Waiting for W. Nile

Routt County bracing for disease's outbreak


West Nile Virus was detected in 2,947 people in Colorado last year -- by far more cases than in any other state.

No one knows for sure how the virus will affect the Western Slope this year, but Routt County municipalities and agencies are working together to monitor mosquitoes and slow the spread of the virus through mosquito control and public education.

"We will see the virus again," said John Pape, an epidemiologist with the Colorado State Department of Health and Environment. "It's hard to say at what level, but I don't think it will be worse than last year."

After decades in Africa, Asia and the Middle East, West Nile Virus was first documented in North America in 1999 in New York and has been spreading steadily westward since. It is an avian disease that is transmitted to other animals through mosquitoes.

Many people who are bitten by an infected mosquito do not get sick, but 54 people in Colorado died last year, and 622 developed neurological problems.

No human cases have been reported in Routt County by the state, but a Hayden man tested positive last year using a type of blood test not recognized by the state.

Most of Colorado's 2003 cases were reported on the Front Range.

A longtime former Steamboat Springs resident, Peggy Grosjean, was living in Boulder last year when she was bitten and infected. She lay unconscious for about

three days after developing encephalitis.

Grosjean was not ignorant of West Nile Virus. She wore bug spray daily, but forgot on one occasion while jogging.

"It was a gorgeous sunset, so I kept going," she said.

When the symptoms came, Grosjean checked herself into Boulder Community Hospital. Though she often volunteered there, she was unaware of where she was by the time she arrived at the front desk, said Dr. Nelson Gantz, an epidemiologist at the hospital.

"She wasn't making any sense," Gantz said. "We got her into the intensive care unit immediately."

Encephalitis had caused her brain to swell. Doctors told her family she might not make it through the night.

"I was too sick to be scared," Grosjean recalled about waking from her coma-like state. "I was so sick, I thought, 'Do I really want to live?' I knew it was bad when I saw my whole family gathered around me."

Doctors told Grosjean she developed encephalitis because her immune system already was weakened from taking medication for rheumatoid arthritis.

But it is not only the weakened, young and old who are susceptible to West Nile Virus. It can affect anyone at any age in any health condition, said Mike Zopf, director of the Routt County Department of Environmental Health.

"Young people should not be fooled into thinking they are at less of a risk," Zopf said.

The median age for reported cases of West Nile Virus last year was 47.

Because the virus can affect anyone, officials across the country are encouraging people to wear insect repellent with DEET.

"The front line in preventing infection is personal protection," Pape said.

Officials also are preparing traps and other mosquito-control techniques. They emphasize reducing standing water, which is the habitat for mosquito larvae. Finding and reducing standing water can be a significant way to reduce the mosquito population, Zopf said.

"The destruction of a single mosquito larva in May eliminates the need to kill thousands of adult mosquitoes in August," states a report from Routt County Environmental Health and the Colorado State University Cooperative Extension Service.

Routt County is using traps and samples from individual standing water bodies to determine where mosquitoes are concentrated. When a concentration is found, larvae are killed with the larvicide Bacillus thuringiensis israelensis, or Bti.

Bti is "one of the safest products that's ever been come up with" because it only affects mosquitoes, which have alkaline-based digestive systems, said Scott Schell, an entomologist at the University of Wyoming.

"We're all in favor of larvicide because it stops the problem before it starts," said Nadine Harrach of the Routt County Environmental Health Department. "If you're only spraying for adult mosquitoes, you almost need someone on the ground spraying 24 hours a day."

Officials also recommend giving horses vaccines for West Nile Virus.

A vaccine is not available for humans, yet. Three private companies are researching possible vaccines, Pape said, but human vaccines always take longer to develop because of health and legal risks.
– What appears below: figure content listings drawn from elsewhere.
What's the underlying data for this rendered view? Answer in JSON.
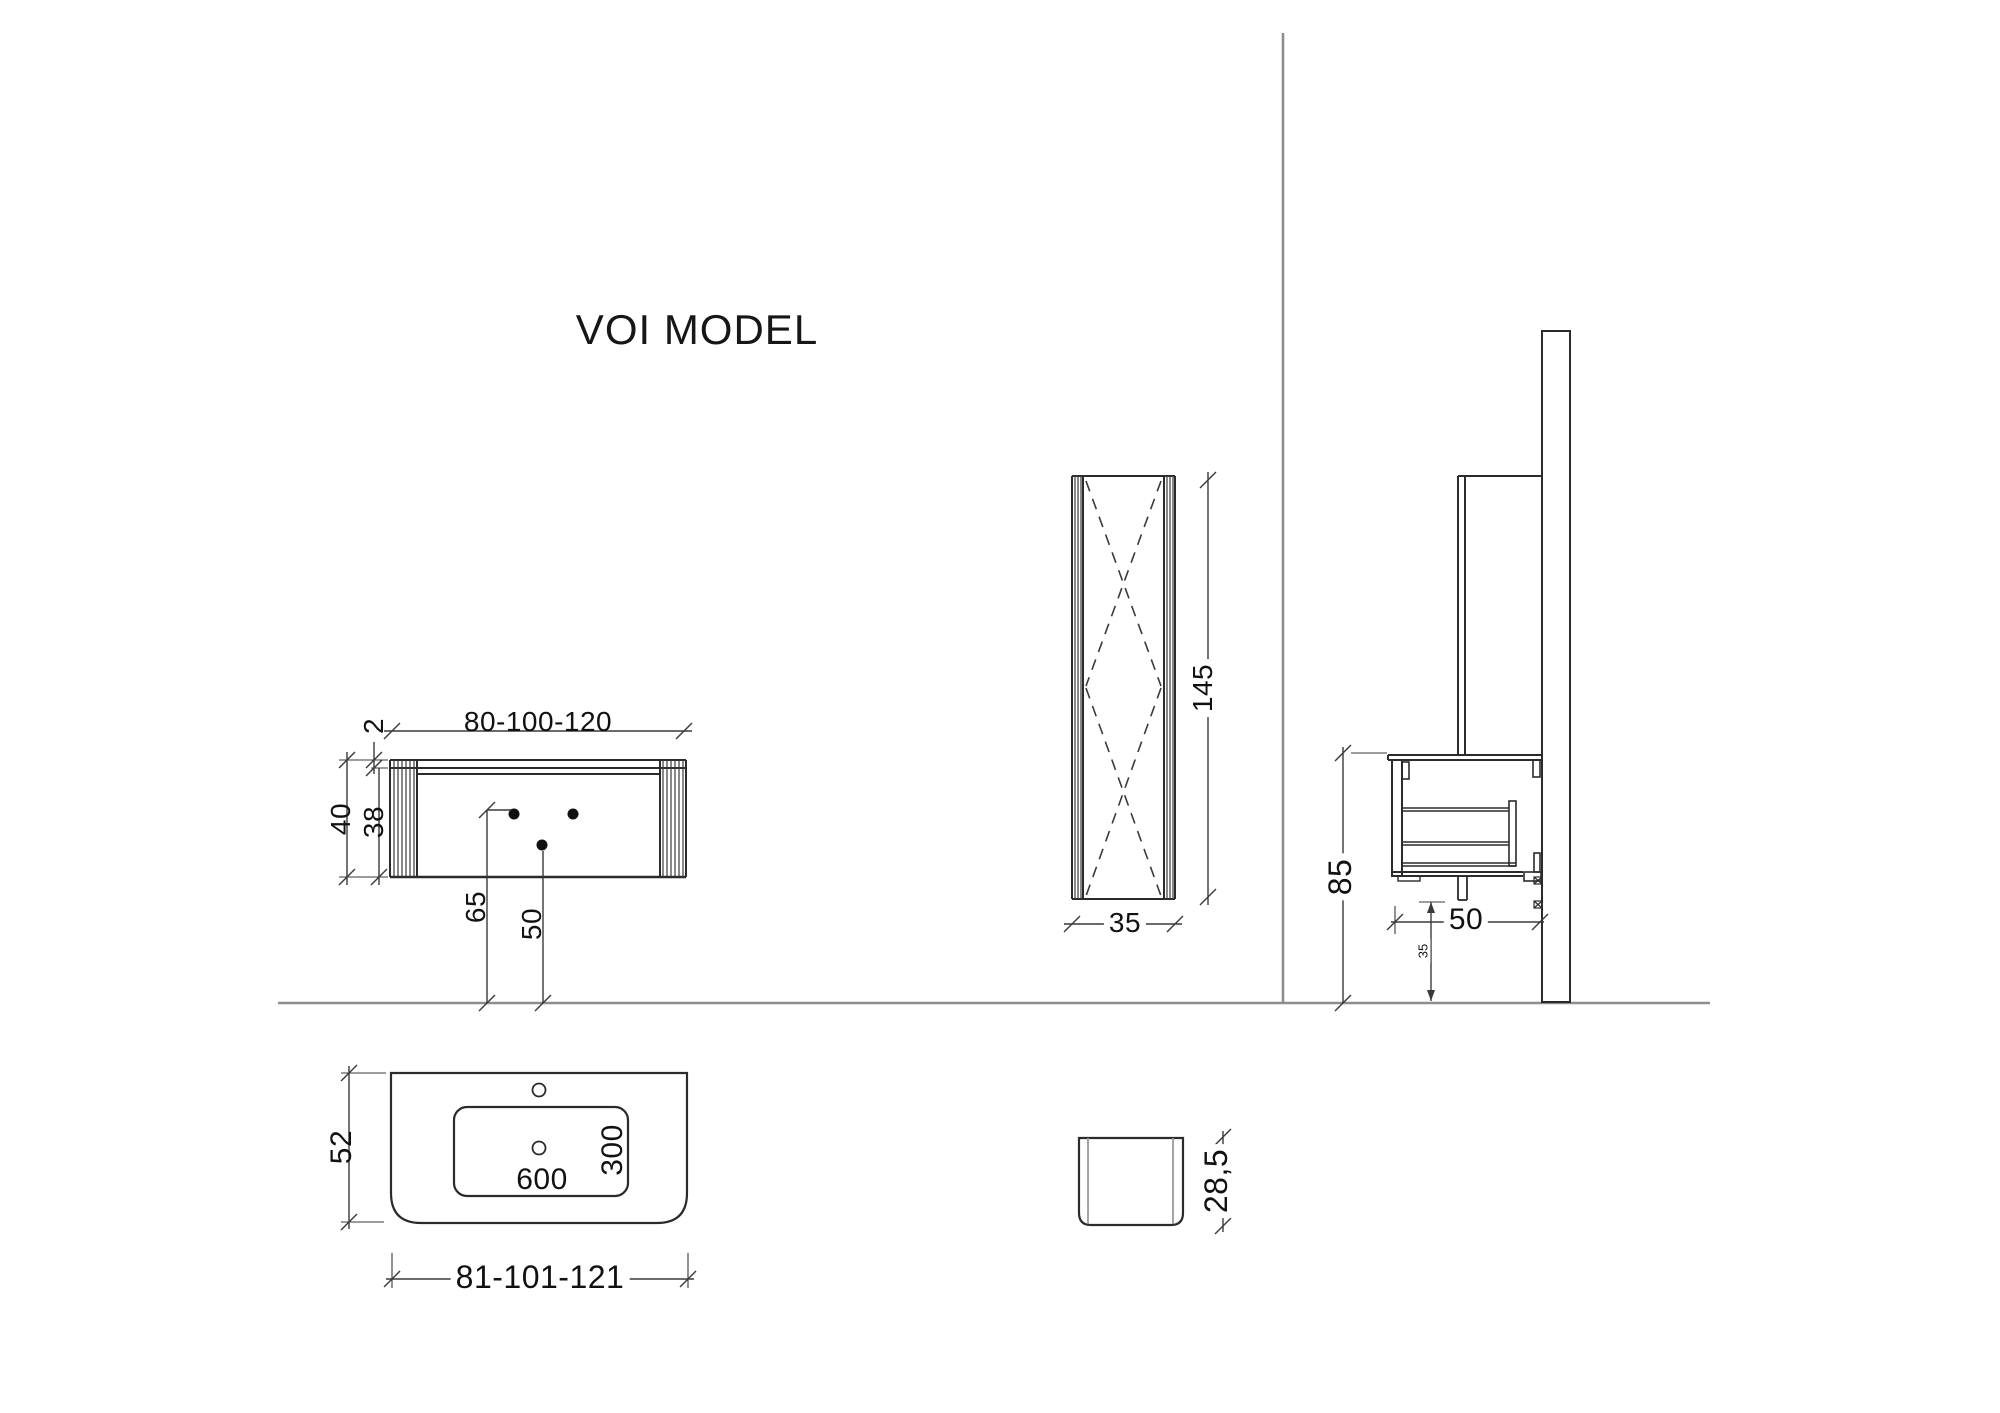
{
  "title": "VOI MODEL",
  "views": {
    "vanity_front": {
      "width": "80-100-120",
      "top_thickness": "2",
      "total_height": "40",
      "body_height": "38",
      "faucet_height": "65",
      "drain_height": "50"
    },
    "column_front": {
      "height": "145",
      "width": "35"
    },
    "side": {
      "mount_height": "85",
      "depth": "50",
      "drain_offset": "35"
    },
    "basin_top": {
      "depth": "52",
      "bowl_width": "600",
      "bowl_depth": "300",
      "width": "81-101-121"
    },
    "basin_side": {
      "height": "28,5"
    }
  },
  "colors": {
    "object_line": "#2b2b2b",
    "dimension_line": "#3a3a3a",
    "wall_floor_line": "#8d8d8d",
    "text": "#111111",
    "background": "#ffffff"
  }
}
Horses also are more likely to develop symptoms if infected with the virus, Schell said.

There are more than 3,000 species of mosquitoes, but only one has been found to be a vector of West Nile Virus -- Culex tarsalis.

The species thrives in irrigated agricultural lands, which is why West Nile Virus was so prevalent in the Midwestern and Rocky Mountain regions last year, Schell said.

Though Colorado had the most reported cases, Wyoming and South Dakota were hit hard, too, Pape said. They have fewer residents, and therefore, fewer reports. Based on rates of infection, Colorado -- with nearly nine times the human population of Wyoming -- comes second to its northern neighbor, Pape said.

Also, states are not federally mandated to report cases. In many states, if serious symptoms did not occur, the case was not documented, Pape said.

With uncertainty about this year's spread of West Nile Virus, officials aren't taking any chances.

"We all know what happened in Eastern Colorado last year," Routt County Extension Agent C.J. Mucklow said. "We need to be prepared for that."